The NFL Players Association regulates agents for the purposes of negotiating contracts with NFL teams. The NFLPA does not regulate agents for the purposes of handling marketing rights for players. That loophole could soon be creating an interesting dynamic, with several states (like Texas and Florida) poised to allow college athletes to generate revenue from their names, images, and likenesses as of July 1.
Per a source with knowledge of the situation, some agents already have begun approaching college players regarding the possibility of representing them in their efforts to market themselves. Some agents, per the source, already are offering six-figure marketing guarantees to college athletes. Some players have been offered, we’re told, $500,000 as an advance on future marketing earnings.
For example, an agent will offer to represent a player for marketing purposes, and the agent will advance an exorbitant sum against which the player’s future marketing earnings are credited. For years, some agents have provided such marketing guarantees as part of the broader effort to sign players for NFL contract purposes. With NIL laws soon becoming effective in several states, agents are focusing solely on marketing deals for now, with those same guarantees.
For the agents, it provides an introduction to the players for future business dealings — specifically, their NFL contracts. If a player who remains multiple years from entering the draft hires an agent for marketing purposes, that agent already has a clear foothold for the potentially more lucrative relationships once the player turns pro.
Efforts are underway to make the NCAA, the NFLPA, and various state legislatures aware of the issue, in the hopes that rules will be promulgated in order to prevent agents from essentially funneling cash to players that will be credited against marketing earnings, and that as a practical matter will make those players more inclined to hire those agents when the window opens for entering the draft. Right or wrong, those agents will gladly fork over significant sums now under the guise of marketing advances in order to lay the foundation for representing those players when they head to the NFL.
For the agents who do it, there’s a calculated risk. The player who receives a guarantee may never realize the marketing dollars to pay it off. Likewise, the player may never become an NFL prospects who earns significant dollars through his draft position or his subsequent NFL contracts. In turn, the agents who don’t do it will operate at a real disadvantage, since the agents who make the marketing guarantees will have a clear head start on the broader business relationship.
It remains to be seen whether the various organizations with the power to oversee such transactions will do so.
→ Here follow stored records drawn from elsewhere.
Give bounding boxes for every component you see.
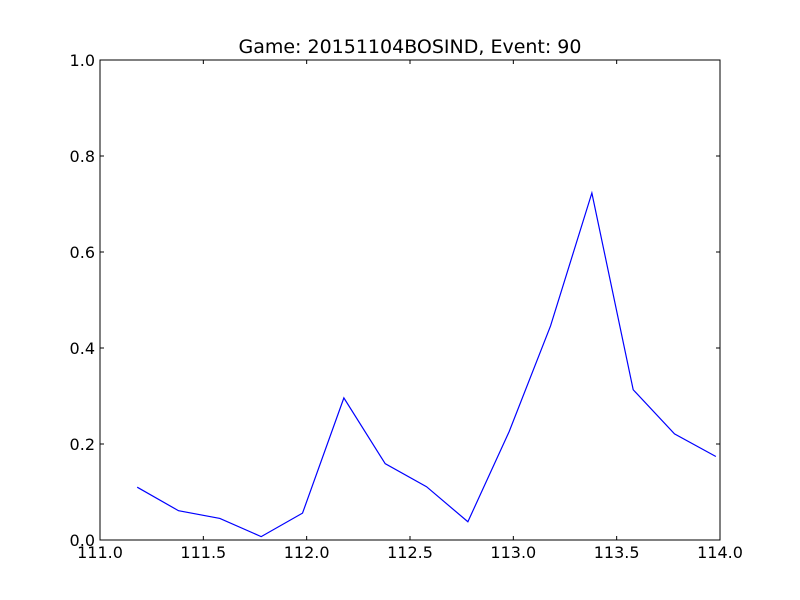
x-tick-label: 112.5 (387, 543, 433, 562)
y-tick-label: 0.4 (70, 339, 95, 358)
y-tick-label: 0.2 (70, 435, 95, 454)
x-tick-label: 114.0 (697, 543, 743, 562)
axis-tick-labels: 111.0 111.5 112.0 112.5 113.0 113.5 114.0 0.0 0.… (70, 51, 743, 562)
chart-title: Game: 20151104BOSIND, Event: 90 (238, 36, 581, 58)
x-tick-label: 111.0 (77, 543, 123, 562)
x-tick-label: 111.5 (180, 543, 226, 562)
y-tick-label: 0.6 (70, 243, 95, 262)
plot-frame (99, 59, 721, 541)
series-layer (136, 190, 717, 538)
y-tick-label: 1.0 (70, 51, 95, 70)
series-line (136, 190, 717, 538)
y-tick-label: 0.0 (70, 531, 95, 550)
axis-ticks (99, 59, 721, 541)
y-tick-label: 0.8 (70, 147, 95, 166)
x-tick-label: 112.0 (284, 543, 330, 562)
x-tick-label: 113.5 (594, 543, 640, 562)
x-tick-label: 113.0 (490, 543, 536, 562)
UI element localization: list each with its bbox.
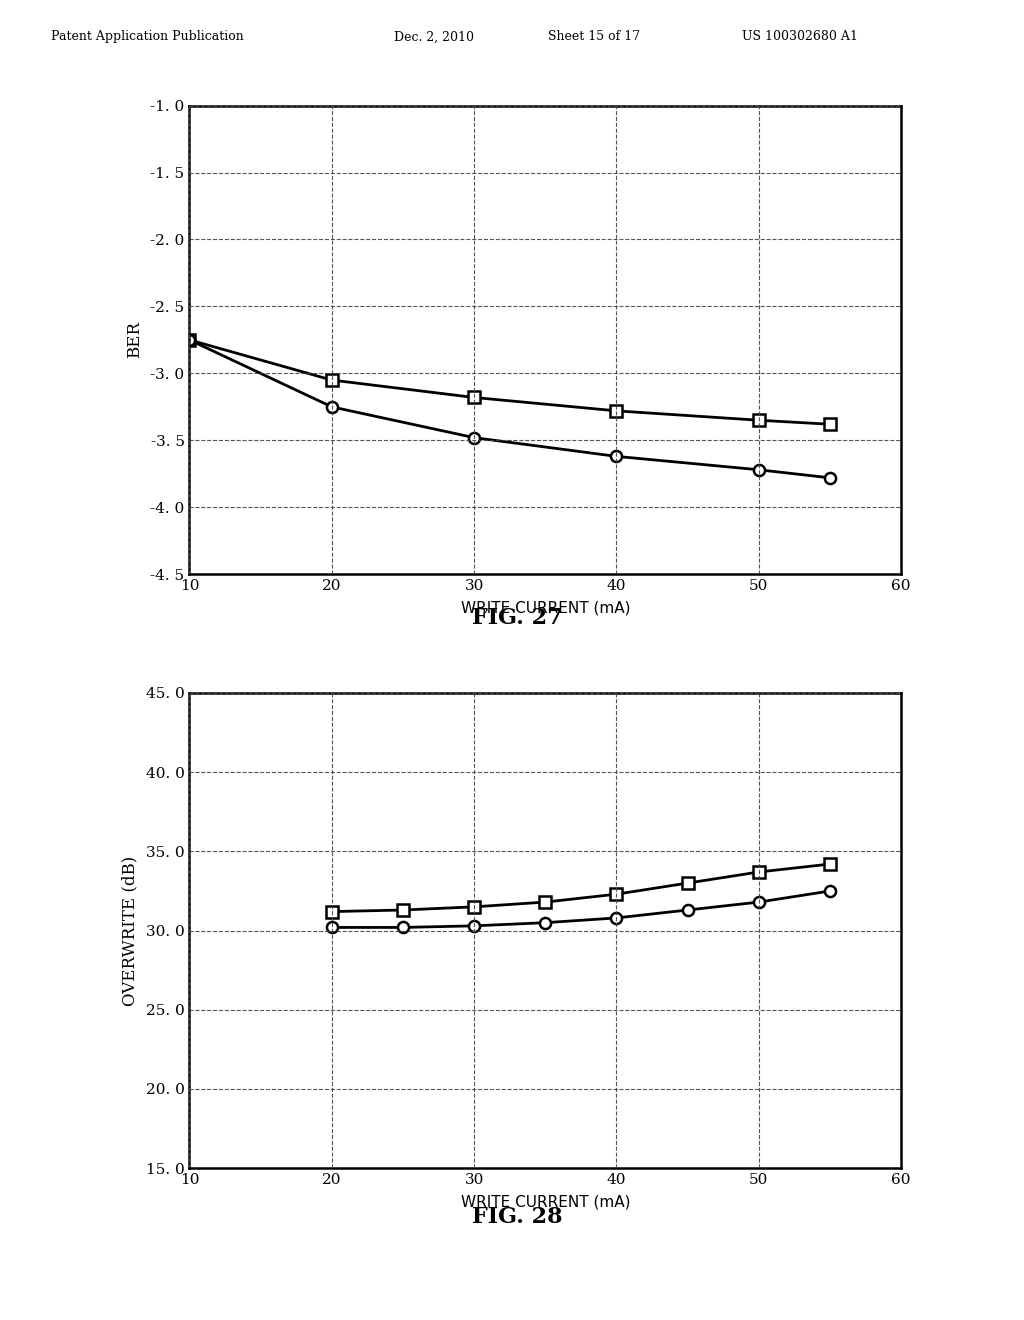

The NCAA may not care; as long as the players are earning money elsewhere, the inevitable reckoning for colleges that generate billions from the players’ efforts can be delayed. The NFLPA also may not care. Indeed, the union has allowed agents to use marketing guarantees as an inducement to sign draft-ready players for years.
Ultimately, it depends on whether state legislatures will get involved in the issue or, more broadly, whether the federal government will pass a law that creates a uniform set of standards regarding whether and to what extent agents can distribute significant payments to players on the promise/potential that those players will ultimately earn sufficient marketing dollars to offset the marketing guarantee — and on the hope that those players will eventually hire those agents to represent those players later.
However it plays out, it’s an unintended but hardly unforeseeable consequence of the effort to allow players to make money not from playing college sports but from capitalizing on the fame generated therefrom. Maybe the NCAA, the NFLPA, the state legislatures, and/or Congress will be fine with it. Maybe they won’t. Either way, it’s an issue that quickly is coming to the forefront, because agents are capitalizing on the ability to establish relationships with college athletes who otherwise are months if not years from otherwise being eligible to be recruited by NFL agents.